Nikolaï Ivanytch, naguère beau gaillard bien découplé, frais de visage, à la chevelure frisée, aujourd’hui homme d’une rotondité remarquable, tête grisonnante, figure toujours en nage ; œil animé d’une bonhomie fine, front huileux sillonné de rides tirées au cordeau, est établi à Kolotofka depuis plus de vingt années.
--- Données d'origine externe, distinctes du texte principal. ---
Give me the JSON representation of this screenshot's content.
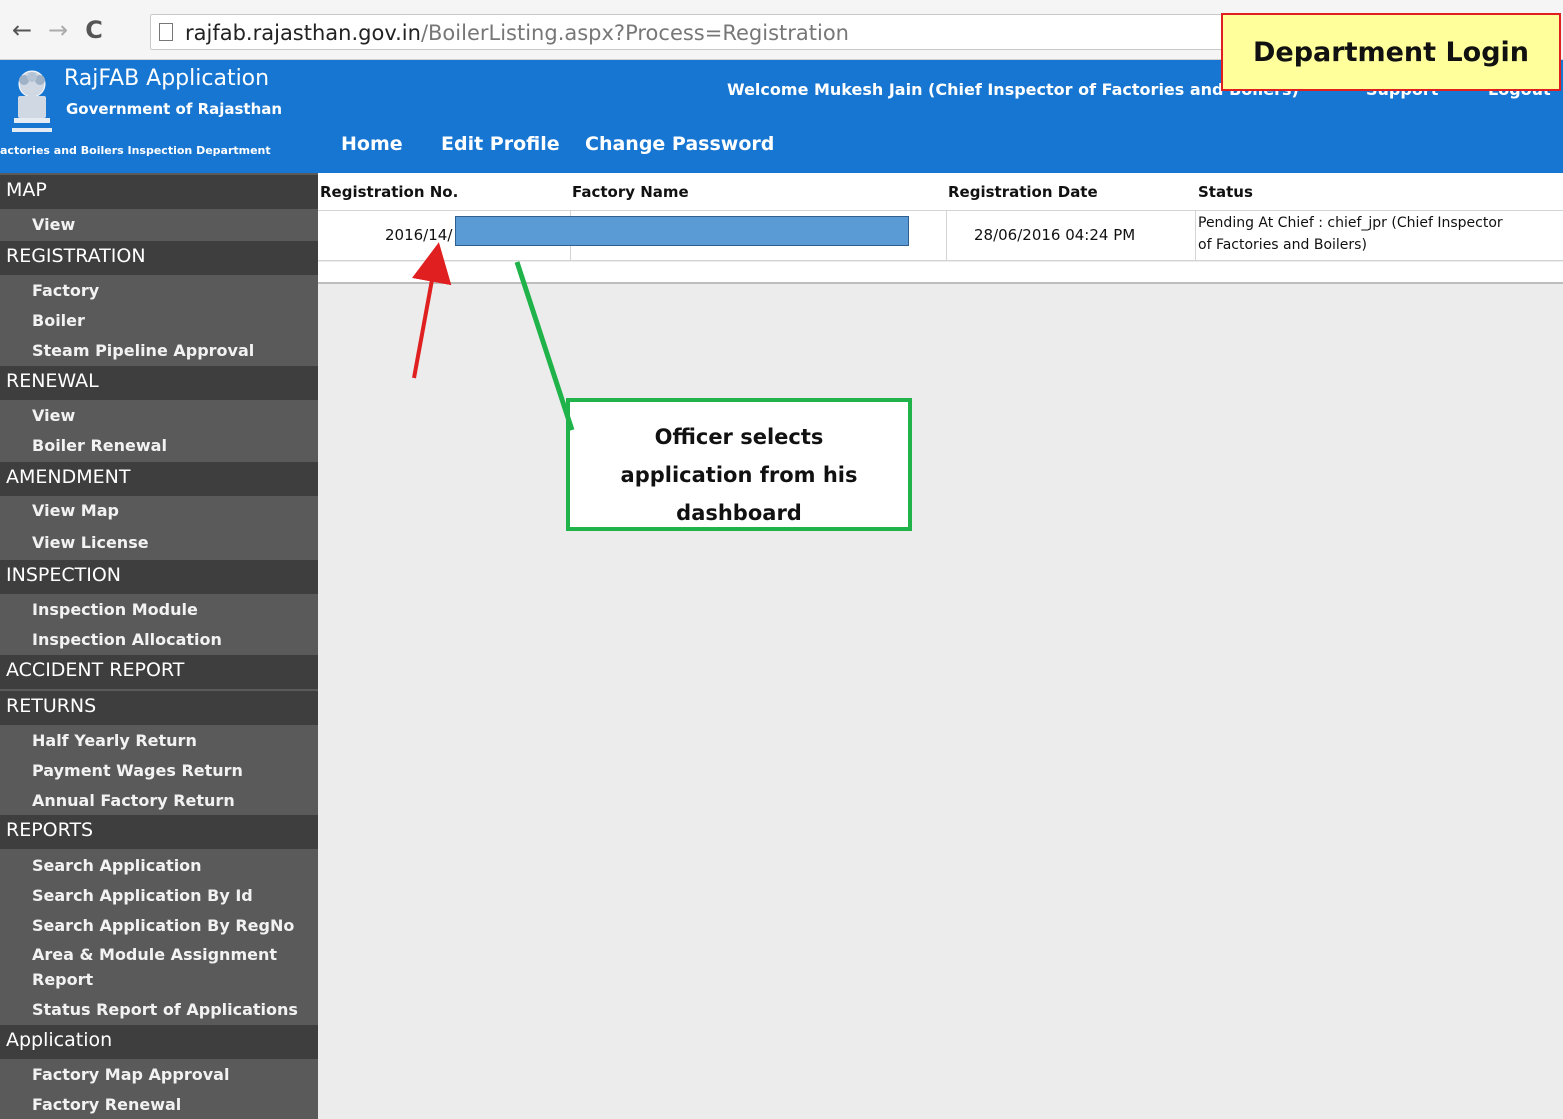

Nicolaï Ivanytch est un homme agile et pénétrant comme la plupart des cabaretiers ; il ne se distingue pas par une politesse particulière, mais sans être bien communicatif il possède le don d’attirer et de retenir chez lui les chalands, à qui il semble agréable d’être attablés devant le comptoir sous le regard calme, mais clairvoyant, du flegmatique personnage. Il est doué d’un bon sens admirable ; il connaît à fond le genre de vie de tout seigneur, celui de tout bourgeois et de tout paysan, aussi bien que l’état de leurs affaires. Dans les conjonctures malheureuses, il y aurait sagesse à le consulter ; mais, en sa qualité d’homme circonspect et égoïste, il ne désire point un si grand honneur ; il préfère, et de beaucoup, rester dans la pénombre de son comptoir ; aussi n’est-ce que par des allusions lointaines et prononcées comme au hasard, qu’il met ses pratiques sur le chemin du bon sens et de la raison, et encore ne le fait-il que pour celles à qui il porte un véritable intérêt. Il se connaît dans tout ce qui est important pour un Russe : chevaux, bétail, bois de

  1. Au petit cabaret (kabatchok) de refuge.